Freightliner-Testflotte der Baureihe Cascadia
Seinen Leuten und ihm steht in den USA eine eigene Testflotte an Fernverkehrs-Lkw für Erprobungen zur Verfügung. Die Freightliner-Hauber der Baureihe Cascadia sind mit redundanten Systemen ausgestattet, die auf der mechanischen Seite die Aufgaben des Fahrers übernehmen, und mit einer Vielzahl an Sensoren ausgerüstet sind. Wie groß diese Flotte ist und wie viele Kilometer sie schon absolviert hat, verrät Daimler-Mann Schmidt nicht. Es gehe nicht darum, möglichst viele Kilometer zu fahren, sondern bewusst Fahrszenarien zu identifizieren, die noch weiterentwickelt werden. Situationen, an denen er und sein Team intensiv arbeiten, sieht er etwa in Zusammenhang mit Spurwechseln oder Auf- und Ausfahrten.
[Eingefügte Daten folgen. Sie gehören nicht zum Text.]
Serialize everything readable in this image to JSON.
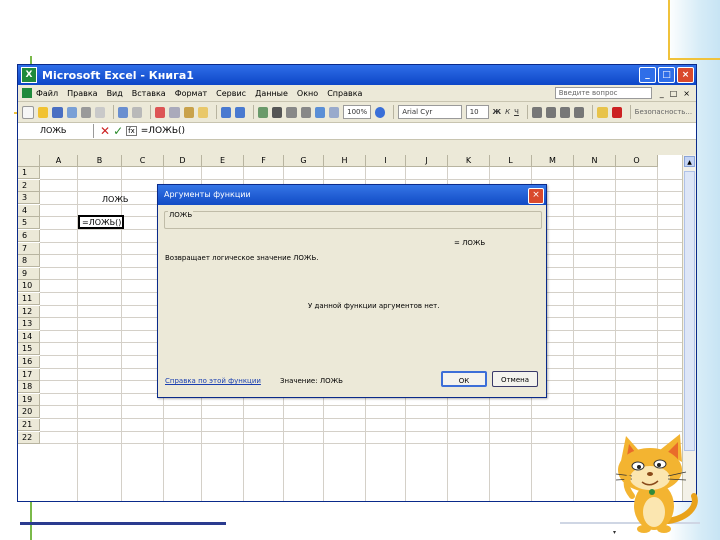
{
  "window": {
    "title": "Microsoft Excel - Книга1",
    "min": "_",
    "max": "□",
    "close": "×"
  },
  "menu": {
    "items": [
      "Файл",
      "Правка",
      "Вид",
      "Вставка",
      "Формат",
      "Сервис",
      "Данные",
      "Окно",
      "Справка"
    ],
    "help_placeholder": "Введите вопрос",
    "doc_min": "_",
    "doc_max": "□",
    "doc_close": "×"
  },
  "toolbar": {
    "zoom": "100%",
    "font_name": "Arial Cyr",
    "font_size": "10",
    "bold": "Ж",
    "italic": "К",
    "underline": "Ч",
    "security": "Безопасность..."
  },
  "formula_bar": {
    "name_box": "ЛОЖЬ",
    "cancel": "✕",
    "enter": "✓",
    "fx": "fx",
    "formula": "=ЛОЖЬ()"
  },
  "sheet": {
    "columns": [
      "A",
      "B",
      "C",
      "D",
      "E",
      "F",
      "G",
      "H",
      "I",
      "J",
      "K",
      "L",
      "M",
      "N",
      "O"
    ],
    "rows": [
      "1",
      "2",
      "3",
      "4",
      "5",
      "6",
      "7",
      "8",
      "9",
      "10",
      "11",
      "12",
      "13",
      "14",
      "15",
      "16",
      "17",
      "18",
      "19",
      "20",
      "21",
      "22"
    ],
    "cell_b2": "ЛОЖЬ",
    "cell_b4": "=ЛОЖЬ()"
  },
  "dialog": {
    "title": "Аргументы функции",
    "close": "×",
    "function_name": "ЛОЖЬ",
    "result_eq": "= ЛОЖЬ",
    "description": "Возвращает логическое значение ЛОЖЬ.",
    "no_args": "У данной функции аргументов нет.",
    "help_link": "Справка по этой функции",
    "value_label": "Значение: ЛОЖЬ",
    "ok": "ОК",
    "cancel": "Отмена"
  }
}
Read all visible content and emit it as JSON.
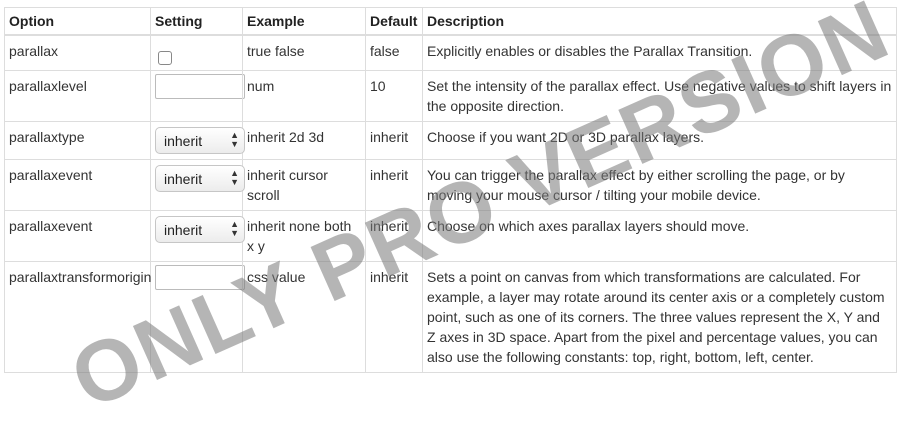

Bei den Tests sind zwei Mann an Bord
Bei den Tests sind bisher ein Entwicklungsingenieur r und ein von Daimler Trucks und Torc Robotics zertifizierter und speziell geschulter Sicherheitsfahrer an Bord. Generell aber sind bei Stufe 4 (SAE Level 4) des automatisierten Fahrens keine Eingriffe des Fahrers in den hierfür definierten Situationen vorgesehen. Damit ergeben sich für Daimler als auch für Logistikunternehmen neue Einsatzmöglichkeiten. Daimler-Mann Peter Vaughan Schmidt sieht vor allem positive Effekte bei der Verkehrssicherheit, aber auch wirtschaftliche Vorteile.